The Republic’s export sector continued to do well, expanding for the third straight month in July, supported by shipments of both electronic and non-electronic products. TODAY file photo

Follow TODAY on WhatsApp

SINGAPORE — The Republic’s export sector continued to do well, expanding for the third straight month in July, supported by shipments of both electronic and non-electronic products.

Following last week’s upgrade of the export forecast for the year by trade agency International Enterprise (IE) Singapore and the continued boom in the shipments of electronics, some economists expect the momentum to sustain into the third quarter.

Non-oil domestic exports (Nodx) rose by 8.5 per cent last month from July a year ago, slowing slightly from the upwardly revised 8.8 per cent growth in the preceding month, IE Singapore said on Thursday (Aug 17).

On a seasonally adjusted basis, the level of Nodx reached S$14.2 billion last month, it added.
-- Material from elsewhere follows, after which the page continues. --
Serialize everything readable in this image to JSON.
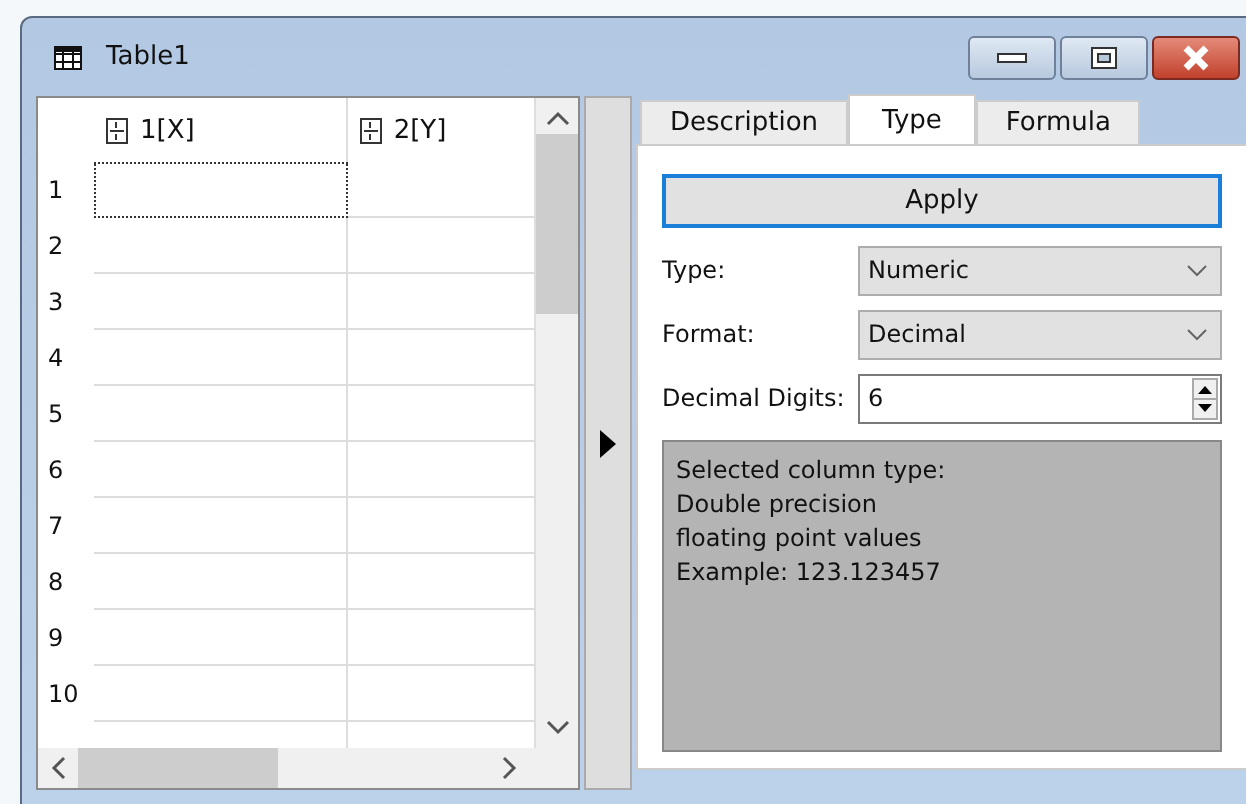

For the first seven months of the year, Nodx grew by 9.1 per cent, marking the fastest growth over the corresponding periods since 2010, said OCBC economist Barnabas Gan. 

“Given that Singapore’s growth is heavily reliant on its trade performance, the strong exports seen year-to-date continue to paint a rosy external environment for Singapore’s economy. In fact, the year-to-date performance in global economic activity and trade have maintained their momentum, in part reflected by the positive

Purchasing Managers’ Indices across Asia, better-than-expected growth prints from the United States and European Union, and generally positive external trade prints across key economies,” he said.

“Looking ahead, Singapore’s growth outlook should continue to be underpinned by its rosy external environment outlook. Barring further negative surprises coming out from the global geopolitical arena and uncertainties in the US political space, we look for Singapore’s Nodx growth to clock a full-year print of 7.4 per cent (slightly higher than the official forecast of 5 per cent to 6 per cent),” he added.

In July, electronic exports rose for the ninth consecutive month with a year-on-year increase of 16.3 per cent, accelerating from the 5.4 per cent growth in the previous month. Growth was driven mainly by integrated circuits, personal computer parts and disk media products.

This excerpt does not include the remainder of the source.